Cat 98, which was coinfected with “Candidatus Mycoplasma haemominutum” and “Candidatus Mycoplasma turicensis,” was monitored for 18 days (Table 7 and Fig. 2). The cat was FIV positive and had gingival lymphoma. During the follow-up period, the cat was irradiated four times and received spiramycin-metronidazole treatment for 9 days. Antibiotic treatment was not associated with decreased “Candidatus Mycoplasma turicensis” loads, and, indeed, loads increased 6.6-fold. The cat was highly anemic during the entire observation period, although hemolysis or regeneration was not evident.
DISCUSSION
This is the first study to show that all three feline hemoplasma species are prevalent in pet cats. The study was performed with three newly designed real-time PCR assays that proved to be highly sensitive and specific and thus accurate for the diagnosis of feline hemoplasma infections.

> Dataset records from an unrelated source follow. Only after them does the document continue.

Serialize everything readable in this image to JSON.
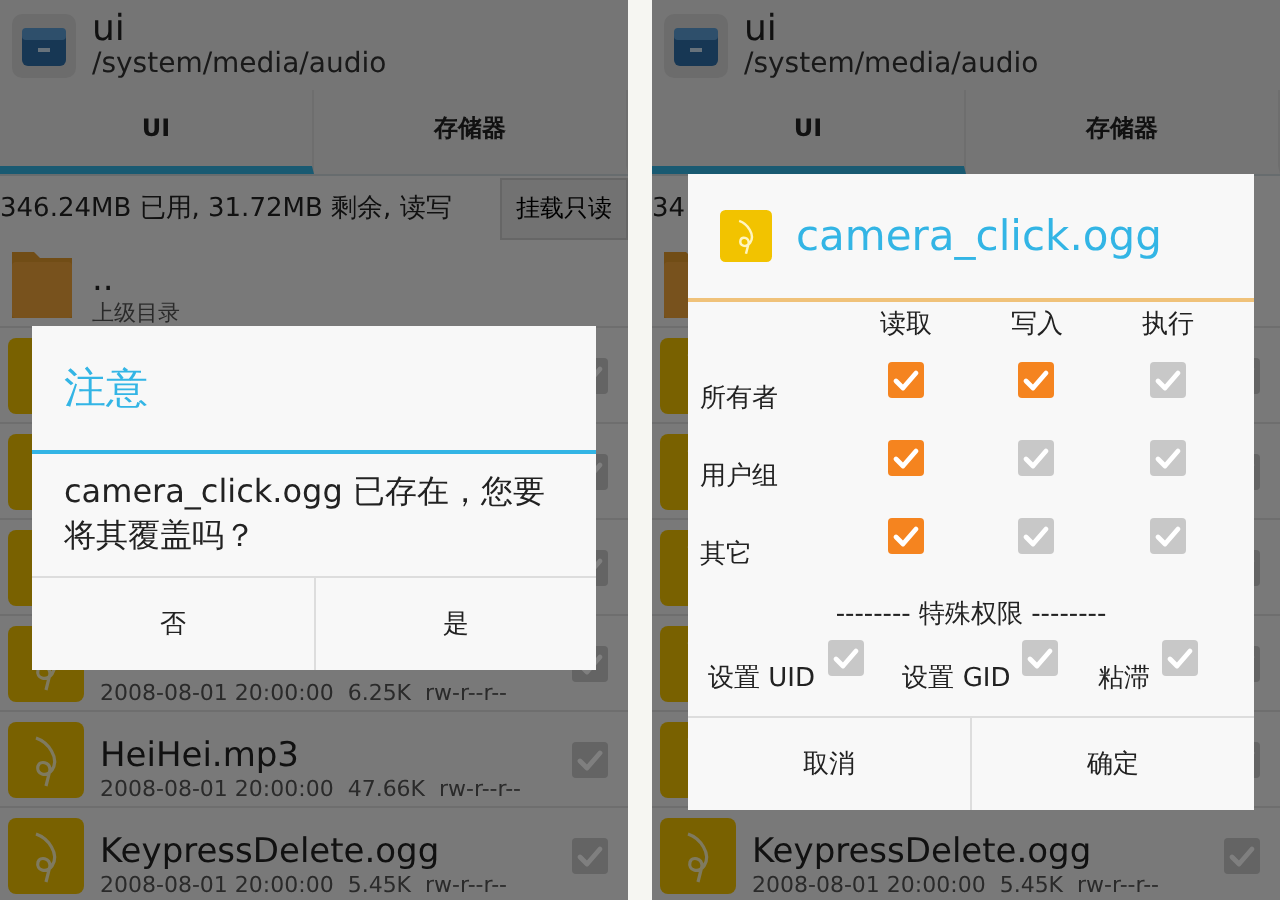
{
  "phones": [
    {
      "app": {
        "title": "ui",
        "path": "/system/media/audio"
      },
      "tabs": [
        {
          "label": "UI",
          "selected": true
        },
        {
          "label": "存储器",
          "selected": false
        }
      ],
      "storage": {
        "text": "346.24MB 已用, 31.72MB 剩余, 读写",
        "button": "挂载只读"
      },
      "files": [
        {
          "kind": "folder",
          "name": "..",
          "meta": "上级目录"
        },
        {
          "kind": "audio",
          "checked": false
        },
        {
          "kind": "audio",
          "checked": false
        },
        {
          "kind": "audio",
          "checked": false
        },
        {
          "kind": "audio",
          "checked": false,
          "meta": "2008-08-01 20:00:00  6.25K  rw-r--r--"
        },
        {
          "kind": "audio",
          "checked": false,
          "name": "HeiHei.mp3",
          "meta": "2008-08-01 20:00:00  47.66K  rw-r--r--"
        },
        {
          "kind": "audio",
          "checked": false,
          "name": "KeypressDelete.ogg",
          "meta": "2008-08-01 20:00:00  5.45K  rw-r--r--"
        }
      ],
      "dialog": {
        "kind": "confirm",
        "title": "注意",
        "message": "camera_click.ogg 已存在，您要将其覆盖吗？",
        "buttons": [
          "否",
          "是"
        ]
      }
    },
    {
      "app": {
        "title": "ui",
        "path": "/system/media/audio"
      },
      "tabs": [
        {
          "label": "UI",
          "selected": true
        },
        {
          "label": "存储器",
          "selected": false
        }
      ],
      "storage": {
        "text": "34"
      },
      "files": [
        {
          "kind": "folder"
        },
        {
          "kind": "audio",
          "checked": false
        },
        {
          "kind": "audio",
          "checked": false
        },
        {
          "kind": "audio",
          "checked": false
        },
        {
          "kind": "audio",
          "checked": false
        },
        {
          "kind": "audio",
          "checked": false
        },
        {
          "kind": "audio",
          "checked": false,
          "name": "KeypressDelete.ogg",
          "meta": "2008-08-01 20:00:00  5.45K  rw-r--r--"
        }
      ],
      "dialog": {
        "kind": "permissions",
        "title": "camera_click.ogg",
        "columns": [
          "读取",
          "写入",
          "执行"
        ],
        "rows": [
          {
            "label": "所有者",
            "cells": [
              {
                "checked": true
              },
              {
                "checked": true
              },
              {
                "checked": false
              }
            ]
          },
          {
            "label": "用户组",
            "cells": [
              {
                "checked": true
              },
              {
                "checked": false
              },
              {
                "checked": false
              }
            ]
          },
          {
            "label": "其它",
            "cells": [
              {
                "checked": true
              },
              {
                "checked": false
              },
              {
                "checked": false
              }
            ]
          }
        ],
        "special_title": "-------- 特殊权限 --------",
        "special": [
          {
            "label": "设置 UID",
            "checked": false
          },
          {
            "label": "设置 GID",
            "checked": false
          },
          {
            "label": "粘滞",
            "checked": false
          }
        ],
        "buttons": [
          "取消",
          "确定"
        ]
      }
    }
  ]
}
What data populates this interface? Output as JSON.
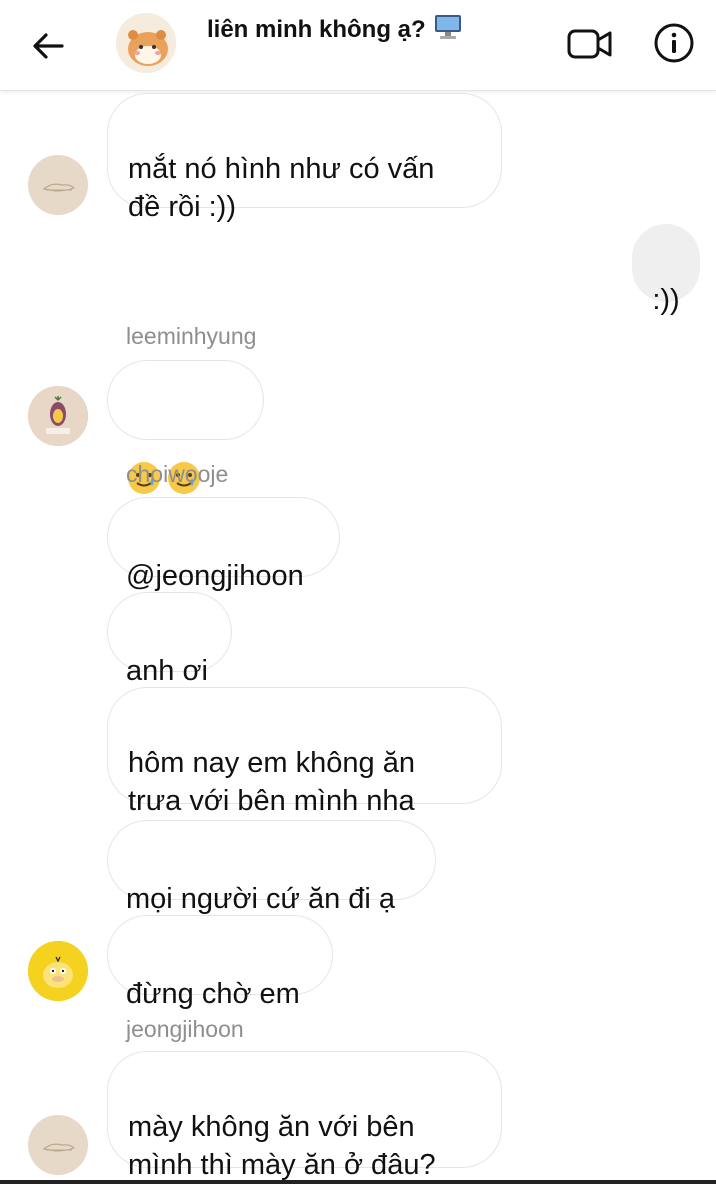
{
  "header": {
    "title": "liên minh không ạ?",
    "title_emoji": "desktop-computer-emoji",
    "icons": [
      "back-arrow-icon",
      "video-call-icon",
      "info-icon"
    ]
  },
  "messages": [
    {
      "text": "mắt nó hình như có vấn\nđề rồi :))",
      "from": "jeongjihoon",
      "mine": false
    },
    {
      "text": ":))",
      "mine": true
    },
    {
      "sender": "leeminhyung"
    },
    {
      "text": "🥲🥲🥲",
      "emoji": "smiling-face-with-tear",
      "count": 3
    },
    {
      "sender": "choiwooje"
    },
    {
      "text": "@jeongjihoon"
    },
    {
      "text": "anh ơi"
    },
    {
      "text": "hôm nay em không ăn\ntrưa với bên mình nha"
    },
    {
      "text": "mọi người cứ ăn đi ạ"
    },
    {
      "text": "đừng chờ em"
    },
    {
      "sender": "jeongjihoon"
    },
    {
      "text": "mày không ăn với bên\nmình thì mày ăn ở đâu?"
    }
  ],
  "colors": {
    "bubble_mine": "#efefef",
    "bubble_other_border": "#e5e5e5",
    "sender": "#8e8e8e"
  }
}
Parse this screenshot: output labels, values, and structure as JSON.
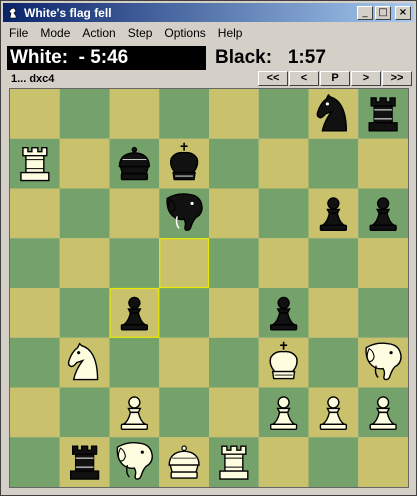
{
  "window": {
    "title": "White's flag fell",
    "minimize_glyph": "_",
    "maximize_glyph": "□",
    "close_glyph": "×"
  },
  "menu": [
    "File",
    "Mode",
    "Action",
    "Step",
    "Options",
    "Help"
  ],
  "clocks": {
    "white": "White:  - 5:46",
    "black": "Black:   1:57"
  },
  "move_text": "1... dxc4",
  "nav_buttons": [
    "<<",
    "<",
    "P",
    ">",
    ">>"
  ],
  "colors": {
    "light_square": "#c9c16c",
    "dark_square": "#75a16a",
    "highlight": "#e8e800",
    "white_piece": "#fffde0",
    "black_piece": "#111111"
  },
  "board": {
    "files": [
      "a",
      "b",
      "c",
      "d",
      "e",
      "f",
      "g",
      "h"
    ],
    "highlight_squares": [
      "c4",
      "d5"
    ],
    "pieces": [
      {
        "square": "g8",
        "color": "black",
        "type": "knight"
      },
      {
        "square": "h8",
        "color": "black",
        "type": "rook"
      },
      {
        "square": "a7",
        "color": "white",
        "type": "rook"
      },
      {
        "square": "c7",
        "color": "black",
        "type": "crowned-piece"
      },
      {
        "square": "d7",
        "color": "black",
        "type": "king"
      },
      {
        "square": "d6",
        "color": "black",
        "type": "elephant"
      },
      {
        "square": "g6",
        "color": "black",
        "type": "pawn"
      },
      {
        "square": "h6",
        "color": "black",
        "type": "pawn"
      },
      {
        "square": "c4",
        "color": "black",
        "type": "pawn"
      },
      {
        "square": "f4",
        "color": "black",
        "type": "pawn"
      },
      {
        "square": "b3",
        "color": "white",
        "type": "knight"
      },
      {
        "square": "f3",
        "color": "white",
        "type": "king"
      },
      {
        "square": "h3",
        "color": "white",
        "type": "elephant"
      },
      {
        "square": "c2",
        "color": "white",
        "type": "pawn"
      },
      {
        "square": "f2",
        "color": "white",
        "type": "pawn"
      },
      {
        "square": "g2",
        "color": "white",
        "type": "pawn"
      },
      {
        "square": "h2",
        "color": "white",
        "type": "pawn"
      },
      {
        "square": "b1",
        "color": "black",
        "type": "rook"
      },
      {
        "square": "c1",
        "color": "white",
        "type": "elephant"
      },
      {
        "square": "d1",
        "color": "white",
        "type": "crowned-piece"
      },
      {
        "square": "e1",
        "color": "white",
        "type": "rook"
      }
    ]
  }
}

In agreement with previously published studies (16, 25, 26), “Candidatus Mycoplasma haemominutum” was also the most prevalent hemoplasma in Swiss cats. The frequency of “Candidatus Mycoplasma turicensis” infection was found to be similarly low compared to that of M. haemofelis infection. The overall prevalence of hemoplasma infections in Swiss cats was lower than that reported in the three aforementioned studies, pointing to geographical variations in the distribution of feline hemoplasmal species. Sequencing of a number of 16S rRNA genes from isolates derived from Switzerland revealed almost-complete identity to American, British, Australian, South African, and Swiss isolates (16, 27, 29, 33).
There was no significant difference in hemoplasma prevalence between healthy and ill cats. This could imply that these agents have a low pathogenic potential. Alternatively, the prevalence in the healthy cats investigated in this study could have been overestimated, since they had significantly more outdoor access than the ill cats. This could also explain why retroviral infections were similarly prevalent in healthy and ill cats. In addition, some of the ill cats had been treated with doxycycline and enrofloxacin prior to blood sampling, which could have led to the resolution of bacteremia and thus to an underestimation of hemoplasma prevalence in ill cats.
Hemoplasma infection was not associated with anemia, and hemoplasma blood loads were not correlated with PCV. This appears especially remarkable for M. haemofelis; it is in contrast to data from a previous study (26), and the pathogenic potential of this agent has been demonstrated previously by different authors (11, 32). We found acute hemolysis in 5 of 11 M. haemofelis-infected cats, either at the time or within 2 months of blood collection. However, high loads (>106 copies/ml blood) were also observed in healthy animals. One of these cats had recently undergone hemolysis but had recovered completely. This led us to hypothesize that cats acutely infected with M. haemofelis indeed develop severe hemolysis in the presence of high hemoplasma loads in blood but that chronically infected animals that recover from acute illness can lack clinical signs, even in the presence of remarkably high loads in the blood.
Two “Candidatus Mycoplasma haemominutum”-infected cats had a PCV of <15% with signs of hemolysis. One of these cats was FeLV positive with lymphatic leukemia, while the other cat was coinfected with M. haemofelis. Our findings agree with previous observations that “Candidatus Mycoplasma haemominutum” alone does not usually lead to significant anemia and that cofactors are involved in the development of disease (11, 13). This also seems to be the case for “Candidatus Mycoplasma turicensis” infections. The highest “Candidatus Mycoplasma turicensis” load was observed in an anemic FIV-coinfected cat, which had developed lymphopenia and gingival lymphoma. Interestingly, we found that hemoplasma prevalence and loads in blood were similar in retrovirus-infected and uninfected cats. We therefore assume that a retrovirus-positive status alone is insufficient to induce hemoplasma disease and that retrovirus-induced immunosuppression or interaction with blood progenitor cells is required for the manifestation of hemoplasma-induced anemia.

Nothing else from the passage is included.